Le journaliste et correspondant de la chaîne de télévision France 24 en Algérie, Moncef Aït Kaci, placé en détention provisoire, mardi 28 juillet, a été libéré ce mercredi 29 juillet, a-t-on appris de sources concordantes. Le journaliste a été arrêté en compagnie du cameraman, Ramdane Rahmouni. Ils ont été présentés devant le procureur du tribunal de Bir Mourad Raïs, à Alger.

Moncef Aït Kaci ainsi que le cameraman Ramdane Rahmouni ont été placés en détention provisoire par le procureur de la République. L'avocat du journaliste n'a pas donné de détails sur les chefs d'accusation retenues contre son client. Il s'agirait, selon certaines sources, de problèmes d’accréditation pour son activité en tant que correspondant de la chaîne française France 24 en Algérie .

Cependant, il faut signaler que le journaliste n'est pas à sa première arrestation. Il a affirmé dans une lettre prémonitoire publiée peu de temps avant son arrestation qu’il avait été convoqué à deux reprises par la Gendarmerie nationale.
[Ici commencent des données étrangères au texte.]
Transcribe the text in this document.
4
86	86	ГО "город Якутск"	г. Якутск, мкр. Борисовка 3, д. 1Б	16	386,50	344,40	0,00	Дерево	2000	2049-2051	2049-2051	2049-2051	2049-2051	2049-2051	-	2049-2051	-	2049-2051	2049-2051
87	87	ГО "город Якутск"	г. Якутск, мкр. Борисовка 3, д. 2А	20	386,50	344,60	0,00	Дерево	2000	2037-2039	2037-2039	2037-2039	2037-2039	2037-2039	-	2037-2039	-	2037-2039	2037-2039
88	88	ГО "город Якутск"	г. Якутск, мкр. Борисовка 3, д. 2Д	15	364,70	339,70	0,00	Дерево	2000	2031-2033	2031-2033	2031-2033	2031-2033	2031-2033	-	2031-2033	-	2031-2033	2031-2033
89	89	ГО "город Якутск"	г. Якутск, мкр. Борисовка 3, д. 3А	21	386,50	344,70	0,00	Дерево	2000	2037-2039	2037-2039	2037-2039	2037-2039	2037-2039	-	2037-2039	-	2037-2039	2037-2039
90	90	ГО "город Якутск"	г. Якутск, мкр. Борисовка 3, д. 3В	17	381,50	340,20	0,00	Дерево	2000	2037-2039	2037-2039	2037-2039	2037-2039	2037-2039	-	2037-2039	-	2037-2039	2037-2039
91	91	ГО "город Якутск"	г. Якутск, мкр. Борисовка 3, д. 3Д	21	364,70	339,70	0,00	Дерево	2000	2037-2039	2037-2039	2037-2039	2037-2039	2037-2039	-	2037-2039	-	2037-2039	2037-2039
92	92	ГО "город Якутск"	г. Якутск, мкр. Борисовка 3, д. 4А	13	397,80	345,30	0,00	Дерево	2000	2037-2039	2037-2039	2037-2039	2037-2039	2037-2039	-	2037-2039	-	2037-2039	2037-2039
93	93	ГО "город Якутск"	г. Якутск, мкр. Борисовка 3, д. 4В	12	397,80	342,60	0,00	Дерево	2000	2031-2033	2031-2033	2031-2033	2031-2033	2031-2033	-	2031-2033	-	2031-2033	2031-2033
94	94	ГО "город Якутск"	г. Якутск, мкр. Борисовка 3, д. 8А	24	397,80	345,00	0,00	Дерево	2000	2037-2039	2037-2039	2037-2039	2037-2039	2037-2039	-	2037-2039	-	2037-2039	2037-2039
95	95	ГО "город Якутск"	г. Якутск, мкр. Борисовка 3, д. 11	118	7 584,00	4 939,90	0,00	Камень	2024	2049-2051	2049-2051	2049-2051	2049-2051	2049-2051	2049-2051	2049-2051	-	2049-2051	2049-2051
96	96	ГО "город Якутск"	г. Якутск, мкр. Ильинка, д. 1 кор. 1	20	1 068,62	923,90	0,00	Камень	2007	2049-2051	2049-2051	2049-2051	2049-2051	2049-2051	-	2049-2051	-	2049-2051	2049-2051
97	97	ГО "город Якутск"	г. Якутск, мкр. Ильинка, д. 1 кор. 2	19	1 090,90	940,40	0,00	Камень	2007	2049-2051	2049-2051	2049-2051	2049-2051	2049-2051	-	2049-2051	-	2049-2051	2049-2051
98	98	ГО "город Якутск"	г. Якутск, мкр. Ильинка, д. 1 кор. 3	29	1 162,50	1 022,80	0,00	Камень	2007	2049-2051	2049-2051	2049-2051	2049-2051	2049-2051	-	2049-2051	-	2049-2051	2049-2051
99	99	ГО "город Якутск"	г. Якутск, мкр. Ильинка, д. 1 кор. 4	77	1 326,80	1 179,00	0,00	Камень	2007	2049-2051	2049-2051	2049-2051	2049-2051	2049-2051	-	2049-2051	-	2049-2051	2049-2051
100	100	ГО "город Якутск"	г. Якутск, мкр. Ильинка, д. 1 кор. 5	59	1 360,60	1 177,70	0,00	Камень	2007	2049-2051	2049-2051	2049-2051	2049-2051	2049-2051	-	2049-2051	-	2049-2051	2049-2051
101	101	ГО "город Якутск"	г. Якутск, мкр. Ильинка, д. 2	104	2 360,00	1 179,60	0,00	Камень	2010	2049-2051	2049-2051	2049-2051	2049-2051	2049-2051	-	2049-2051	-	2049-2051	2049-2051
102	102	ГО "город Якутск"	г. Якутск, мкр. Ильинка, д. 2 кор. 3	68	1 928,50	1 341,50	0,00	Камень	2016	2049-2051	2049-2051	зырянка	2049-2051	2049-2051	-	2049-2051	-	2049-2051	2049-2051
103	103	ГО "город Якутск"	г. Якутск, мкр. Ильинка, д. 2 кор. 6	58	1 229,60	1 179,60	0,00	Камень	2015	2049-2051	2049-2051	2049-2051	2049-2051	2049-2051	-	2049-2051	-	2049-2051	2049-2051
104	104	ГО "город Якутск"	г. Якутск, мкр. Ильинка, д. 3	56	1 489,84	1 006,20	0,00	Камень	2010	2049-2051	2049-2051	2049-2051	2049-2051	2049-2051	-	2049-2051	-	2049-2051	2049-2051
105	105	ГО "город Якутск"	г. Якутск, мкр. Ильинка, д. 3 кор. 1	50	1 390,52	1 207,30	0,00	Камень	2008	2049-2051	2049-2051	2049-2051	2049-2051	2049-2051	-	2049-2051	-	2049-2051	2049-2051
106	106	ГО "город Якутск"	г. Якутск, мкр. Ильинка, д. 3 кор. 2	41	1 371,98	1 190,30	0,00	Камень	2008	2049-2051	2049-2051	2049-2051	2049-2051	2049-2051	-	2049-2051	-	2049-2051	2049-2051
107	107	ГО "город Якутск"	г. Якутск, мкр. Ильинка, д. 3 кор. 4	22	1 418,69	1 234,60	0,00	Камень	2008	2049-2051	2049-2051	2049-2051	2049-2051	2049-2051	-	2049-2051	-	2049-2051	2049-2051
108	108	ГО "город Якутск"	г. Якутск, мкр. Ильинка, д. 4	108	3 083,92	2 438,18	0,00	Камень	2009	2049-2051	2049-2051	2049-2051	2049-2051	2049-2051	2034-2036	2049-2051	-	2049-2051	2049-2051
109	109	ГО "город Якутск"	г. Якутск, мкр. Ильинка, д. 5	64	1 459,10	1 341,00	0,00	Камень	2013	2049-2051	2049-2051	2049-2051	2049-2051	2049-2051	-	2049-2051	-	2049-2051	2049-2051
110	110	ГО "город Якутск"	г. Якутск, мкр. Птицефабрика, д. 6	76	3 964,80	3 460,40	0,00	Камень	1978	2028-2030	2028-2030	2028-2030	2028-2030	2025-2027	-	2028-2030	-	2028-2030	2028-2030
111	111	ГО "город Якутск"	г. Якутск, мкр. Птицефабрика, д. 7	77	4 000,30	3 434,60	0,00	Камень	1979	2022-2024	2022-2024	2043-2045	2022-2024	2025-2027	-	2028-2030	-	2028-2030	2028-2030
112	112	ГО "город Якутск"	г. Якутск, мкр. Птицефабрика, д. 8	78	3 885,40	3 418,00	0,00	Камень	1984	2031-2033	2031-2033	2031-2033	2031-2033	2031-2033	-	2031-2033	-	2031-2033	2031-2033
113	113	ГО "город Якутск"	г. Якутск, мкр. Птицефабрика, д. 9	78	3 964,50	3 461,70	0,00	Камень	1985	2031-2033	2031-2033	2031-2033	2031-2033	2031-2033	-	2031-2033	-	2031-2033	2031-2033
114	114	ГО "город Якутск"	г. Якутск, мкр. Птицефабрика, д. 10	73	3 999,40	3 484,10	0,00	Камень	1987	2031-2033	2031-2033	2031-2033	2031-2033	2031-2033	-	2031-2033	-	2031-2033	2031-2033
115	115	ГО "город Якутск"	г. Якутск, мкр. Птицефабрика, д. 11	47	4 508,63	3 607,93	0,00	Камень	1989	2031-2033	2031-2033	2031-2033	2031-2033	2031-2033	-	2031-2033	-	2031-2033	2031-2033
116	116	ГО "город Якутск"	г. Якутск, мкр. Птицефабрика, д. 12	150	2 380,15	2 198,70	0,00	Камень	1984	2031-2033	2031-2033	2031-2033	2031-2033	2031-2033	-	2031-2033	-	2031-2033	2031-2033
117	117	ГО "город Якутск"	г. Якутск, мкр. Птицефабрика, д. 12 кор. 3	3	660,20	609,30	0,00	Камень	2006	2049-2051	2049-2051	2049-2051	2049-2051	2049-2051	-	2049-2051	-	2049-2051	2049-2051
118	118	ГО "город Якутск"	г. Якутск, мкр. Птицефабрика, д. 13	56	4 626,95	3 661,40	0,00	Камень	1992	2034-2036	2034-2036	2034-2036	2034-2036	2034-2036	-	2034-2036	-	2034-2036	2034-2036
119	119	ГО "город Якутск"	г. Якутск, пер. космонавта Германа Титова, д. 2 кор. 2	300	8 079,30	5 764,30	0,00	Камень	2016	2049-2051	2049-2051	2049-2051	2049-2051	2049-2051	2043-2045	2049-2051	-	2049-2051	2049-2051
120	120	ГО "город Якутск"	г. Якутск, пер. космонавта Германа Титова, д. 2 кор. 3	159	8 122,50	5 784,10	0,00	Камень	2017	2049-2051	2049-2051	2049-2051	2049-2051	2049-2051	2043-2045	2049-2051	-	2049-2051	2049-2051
Moncef Aït Kaci a révélé : “Ma première convocation par téléphone était le 28 novembre 2019. J’ai ensuite voyagé à Paris et j’y suis retourné après le vote (le 21 décembre 2019). Je ne voulais pas et ne pouvais pas couvrir les élections présidentielles à Alger, en sachant que je n’étais pas accrédité à cette période pour le faire. J’ai donc respecté cette décision indirectement signifiée”.

Le journaliste frappé d'une ISTN

Le journaliste a aussi affirmé qu'il était également frappé d’une ISTN : “Je ne savais même pas que durant la première convocation, ils m’avaient mis sous ISTN (interdiction de quitter le territoire national), la gendarmerie ne me l’avait pas annoncé de manière officielle, ni le procureur, je l’ai découvert en m’apprêtant à voyager le 26 février 2020”.

Moncef Aït Kaci a ainsi donné des détails sur cette arrestation avant qu'elle n'ait lieu. Il a déclaré : "J’écris ce message très rapidement, je l’ai rédigé quand j’ai appris ce samedi 18 juillet que je devais me présenter à la Gendarmerie pour récupérer ma convocation et passer chez le procureur dans le cadre de la clôture de l’enquête qui, je le rappelle, a un lien avec ma fonction de correspondant de France 24, et les prestataires techniques, mais pas avec mes écrits ni mes correspondances éditoriales”.